As the sun sank over the horizon, everyone was looking out over the water. A few people had their phones out. I rarely took pictures on my phone (it was the first one I'd had that had a camera.) Surely for this, though, it was worth capturing for posterity.
So I pulled it out of my pocket and started snapping pictures. This was not an iPhone, either. Tiny lens, tiny sensor, tiny image file. As soon as the sky went dark, I realized I had watched the entire show on a two inch screen. Even with phone cameras now, and even with a bigger DSLR sensor, they can't compare to the resolution, the dynamic range, or the colorscape cape, of the naked eye.
In my analysis and theory classes, a recurring theme was remembering that the camera distorts whatever it sees. The frame, the lens, the film stock are all variables that you have to choose, and by making that choice, you cut off other avenues. Capturing real life is not as simple as setting up a tripod and turning the camera on.
Even trying to be "realistic" often denies the artificiality of what we create. To quote DB, "Realism is a fig leaf for doing what you want."
I've taken better pictures of sunsets since then, and I'm even more careful about when I do take pictures. Especially when I'm interacting with other people, it feels weird to place a camera between them and me. It's important to experience what's really going on around you.
We can put up barriers between us and the outside world in other ways, too.

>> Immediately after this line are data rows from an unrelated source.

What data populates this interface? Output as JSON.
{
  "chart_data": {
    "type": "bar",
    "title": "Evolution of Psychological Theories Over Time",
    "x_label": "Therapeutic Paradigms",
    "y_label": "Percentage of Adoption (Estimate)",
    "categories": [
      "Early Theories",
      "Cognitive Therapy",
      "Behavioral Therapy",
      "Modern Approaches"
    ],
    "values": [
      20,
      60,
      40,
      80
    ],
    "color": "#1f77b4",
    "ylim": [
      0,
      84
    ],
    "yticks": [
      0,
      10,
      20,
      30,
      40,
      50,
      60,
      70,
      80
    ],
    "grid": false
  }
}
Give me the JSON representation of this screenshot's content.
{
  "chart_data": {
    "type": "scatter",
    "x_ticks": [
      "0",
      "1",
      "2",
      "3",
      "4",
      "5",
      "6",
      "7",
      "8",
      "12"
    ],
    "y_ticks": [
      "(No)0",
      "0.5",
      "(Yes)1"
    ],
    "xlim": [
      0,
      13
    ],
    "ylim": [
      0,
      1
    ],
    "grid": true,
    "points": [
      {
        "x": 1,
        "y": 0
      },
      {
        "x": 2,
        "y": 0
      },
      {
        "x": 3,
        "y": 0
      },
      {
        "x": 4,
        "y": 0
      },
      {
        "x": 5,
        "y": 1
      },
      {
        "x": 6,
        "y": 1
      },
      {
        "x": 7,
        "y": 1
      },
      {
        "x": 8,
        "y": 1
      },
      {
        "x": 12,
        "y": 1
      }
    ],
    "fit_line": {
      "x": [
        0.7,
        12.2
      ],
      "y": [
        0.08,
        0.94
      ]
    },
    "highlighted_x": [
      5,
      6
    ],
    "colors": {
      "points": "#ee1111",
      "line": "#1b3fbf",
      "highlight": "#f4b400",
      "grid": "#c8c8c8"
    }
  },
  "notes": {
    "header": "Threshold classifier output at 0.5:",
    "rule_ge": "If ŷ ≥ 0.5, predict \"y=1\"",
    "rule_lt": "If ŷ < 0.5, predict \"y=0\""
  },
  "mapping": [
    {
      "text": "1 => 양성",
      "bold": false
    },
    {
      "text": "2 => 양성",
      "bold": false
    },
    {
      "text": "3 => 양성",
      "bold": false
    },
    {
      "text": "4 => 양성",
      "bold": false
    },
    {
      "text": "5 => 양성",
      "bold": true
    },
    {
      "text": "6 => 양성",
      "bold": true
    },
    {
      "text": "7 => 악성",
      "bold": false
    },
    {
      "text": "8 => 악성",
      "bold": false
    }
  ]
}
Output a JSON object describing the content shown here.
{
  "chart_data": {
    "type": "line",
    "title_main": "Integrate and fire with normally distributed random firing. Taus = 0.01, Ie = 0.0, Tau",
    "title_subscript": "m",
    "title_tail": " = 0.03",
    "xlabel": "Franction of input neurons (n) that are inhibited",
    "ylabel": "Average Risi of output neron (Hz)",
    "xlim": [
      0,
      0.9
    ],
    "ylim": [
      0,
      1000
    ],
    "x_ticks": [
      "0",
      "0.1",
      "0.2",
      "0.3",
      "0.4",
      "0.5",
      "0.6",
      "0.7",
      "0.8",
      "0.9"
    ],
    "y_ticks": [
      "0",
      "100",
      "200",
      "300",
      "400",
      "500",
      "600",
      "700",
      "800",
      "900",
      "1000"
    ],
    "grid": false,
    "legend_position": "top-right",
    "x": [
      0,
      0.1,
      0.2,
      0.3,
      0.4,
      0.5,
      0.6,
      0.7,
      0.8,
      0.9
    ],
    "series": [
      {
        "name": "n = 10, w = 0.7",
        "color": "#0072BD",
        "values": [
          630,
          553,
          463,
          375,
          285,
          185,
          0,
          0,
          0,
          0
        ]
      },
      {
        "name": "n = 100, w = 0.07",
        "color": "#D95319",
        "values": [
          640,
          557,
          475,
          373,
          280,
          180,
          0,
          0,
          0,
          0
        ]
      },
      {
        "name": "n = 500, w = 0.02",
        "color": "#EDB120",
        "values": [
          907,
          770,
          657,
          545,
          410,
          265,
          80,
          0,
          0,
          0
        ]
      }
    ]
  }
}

Los Angeles in particular seemed like it was in a bizarre bubble where everything was equally unreal. The weather was always the same, the buildings were sets, and everyone was a character.
Just before classes started, I took a walk through the apartment complex where we were all staying. It was mid-afternoon on a weekday. The pool was crowded with people, most of them actors, working on their tans and networking with each other. These were people who wanted to be the doctors, soldiers, lawyers, cheating husbands, and backstabbing girlfriends we see on screen- yet their existence was completely unlike the people they wanted to be. How could they inhabit these parts?
This is all a quirk of the entertainment industry, of course. It is this way because it must be.[ref]Or so I'm told.[/ref]
I don't mean to sound like everyone and his grandfather complaining about the damn teenagers on their phones all the time. Now that everyone has a decent video camera in their pocket, society can begin to change in positive ways. Unless you ask the police officers whose screwups and homicides keep going viral on teh interwebs.
The punchline to the sunset story is that about four months later, I left my phone with the pictures on it in a taxicab in New York City. Oh well. Electronics are transitory. Memory is until about age 65. If you're lucky.